Russian Traditional Dances

Traditional Russian folk dance is as diverse as the nation itself. While most foreigners identify traditional Russian dance with knee bending (присядка), there is so much more to it! In fact, there isn’t just one dance, but numerous dances that originated from Slavs, Tatars, Mongols, Caucasian peoples amongst others who are all native to Russia. Let’s have a look at a few most popular ones!

Khorovod (Хоровод)

Khorovod is a traditional Slavic dance that combines dancing in a circle and chorus singing. It is a lot of fun, so give it a try (wedding maybe?)!

Chechotka (Чечетка)

Сhechotka  is a traditional Russian tap dance that is performed in “lapti” (bast shoes/лапти) and under the accompaniment of a “bayan” (accordion/баян).

Kalinka (Калинка)

Kalinka is often considered to be an icon of Russian folk dancing. The name of the dance comes from a rather simple but immensely popular song written in 1860 by the composer and folklorist Ivan Laringov, and is translated as a “Snowball tree”. Initially, the song (and hence the dance) starts slow and the tempo increases with every new chorus.

Nowadays Kalinka dance has become a spectacular dance show: speedy movements, fast knee  bending, high jumps, beautiful Russian singing and, of course, the costumes. Male costumes for this  dance are quite traditional: bright kosovorotka shirts, dark trousers and high boots. Meanwhile, women wear wide skirts, so that they can freely move and jump around. Red and white colours are preferred.

Kamarinskaya (Камаринская)

Kamarinskaya is the name of a traditional Russian folk melody used for dancing, and is mostly known thanks to the Russian composer Mikhail Glinka’s overture. Kamarinskaya dance is based on the melody repeated over and over, and is replayed as many times until the dancers run out of any energy!

Lezginka (Лезгинка)

Lezginka folk dance has its origins among the Lezgian people of the Caucasus. Performed during family celebrations and on the professional stage, it is a male solo dance (often with a sword), but can also be a couple dance.

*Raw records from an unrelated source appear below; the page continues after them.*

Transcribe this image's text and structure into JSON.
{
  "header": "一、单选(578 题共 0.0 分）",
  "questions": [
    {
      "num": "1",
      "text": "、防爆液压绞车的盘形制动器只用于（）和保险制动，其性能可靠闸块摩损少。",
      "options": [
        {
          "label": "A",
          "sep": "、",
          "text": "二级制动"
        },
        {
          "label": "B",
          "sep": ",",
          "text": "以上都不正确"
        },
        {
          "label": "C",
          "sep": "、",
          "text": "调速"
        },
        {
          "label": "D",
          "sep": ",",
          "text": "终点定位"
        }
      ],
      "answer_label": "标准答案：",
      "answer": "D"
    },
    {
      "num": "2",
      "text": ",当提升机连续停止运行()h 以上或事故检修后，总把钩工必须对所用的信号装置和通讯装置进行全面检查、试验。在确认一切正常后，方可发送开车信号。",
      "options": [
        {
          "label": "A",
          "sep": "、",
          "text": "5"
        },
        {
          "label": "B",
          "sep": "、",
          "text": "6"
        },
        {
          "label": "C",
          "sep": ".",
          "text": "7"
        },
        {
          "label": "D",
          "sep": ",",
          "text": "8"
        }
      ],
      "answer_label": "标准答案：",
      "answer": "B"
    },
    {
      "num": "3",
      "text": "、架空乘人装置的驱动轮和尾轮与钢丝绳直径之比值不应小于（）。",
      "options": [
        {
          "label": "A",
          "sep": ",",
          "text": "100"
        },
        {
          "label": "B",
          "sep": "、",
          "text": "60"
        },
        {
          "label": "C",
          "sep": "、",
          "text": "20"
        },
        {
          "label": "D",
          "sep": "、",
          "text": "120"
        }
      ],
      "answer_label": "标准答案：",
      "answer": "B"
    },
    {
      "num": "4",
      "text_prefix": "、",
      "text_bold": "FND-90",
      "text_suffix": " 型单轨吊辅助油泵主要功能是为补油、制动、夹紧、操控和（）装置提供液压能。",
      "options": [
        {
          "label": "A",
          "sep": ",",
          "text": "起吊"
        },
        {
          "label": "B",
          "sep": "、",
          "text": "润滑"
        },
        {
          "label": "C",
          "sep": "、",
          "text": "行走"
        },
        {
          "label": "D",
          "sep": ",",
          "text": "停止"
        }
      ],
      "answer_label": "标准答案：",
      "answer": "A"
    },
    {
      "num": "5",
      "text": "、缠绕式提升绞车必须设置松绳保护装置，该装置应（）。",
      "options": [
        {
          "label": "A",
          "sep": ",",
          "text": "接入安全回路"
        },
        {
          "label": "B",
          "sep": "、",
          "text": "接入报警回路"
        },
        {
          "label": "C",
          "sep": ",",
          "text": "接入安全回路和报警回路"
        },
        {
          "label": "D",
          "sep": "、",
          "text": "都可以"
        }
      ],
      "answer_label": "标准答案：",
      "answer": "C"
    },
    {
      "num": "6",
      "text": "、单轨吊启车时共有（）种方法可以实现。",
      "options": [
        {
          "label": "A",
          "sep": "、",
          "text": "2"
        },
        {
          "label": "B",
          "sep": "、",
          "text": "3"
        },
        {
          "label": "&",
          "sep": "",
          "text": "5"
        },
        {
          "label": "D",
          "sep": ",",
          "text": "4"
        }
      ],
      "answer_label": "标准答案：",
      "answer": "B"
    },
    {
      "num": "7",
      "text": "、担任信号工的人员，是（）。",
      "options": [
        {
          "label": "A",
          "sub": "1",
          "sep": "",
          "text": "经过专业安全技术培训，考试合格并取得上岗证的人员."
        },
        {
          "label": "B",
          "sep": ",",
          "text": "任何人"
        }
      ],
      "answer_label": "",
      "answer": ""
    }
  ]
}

It is believed that the word “Lezgin” goes back to the root of the word “lek”, which means “eagle”. Therefore, Lezginka is often called the “eagle dance”: a male dancer personifies a predatory bird, and his open arms symbolize eagle wings. When a couple dances Lezginka, a girl becomes a “swan” – a metaphorical prey that the “eagle” eventually catches.

Another version says that the word’s root “lek” also means a mountain goat. Researchers note that many southern people, for example, Dagestanis, considered the mountain goat their totemic animal. They domesticated it and often depicted it in drawings. The dancer, rising to his toes, imitates the stand of the animal on his hind legs, and the arm extended to the side resembles a horn.

To conclude: almost every region of Russia has its own traditional style of dance (we haven’t mentioned Bashkir, Chuvash, Kalmyk dances and so on). You can find them on YouTube, but in order to truly experience Russia’s traditional dances, it is best to visit this magnificent country!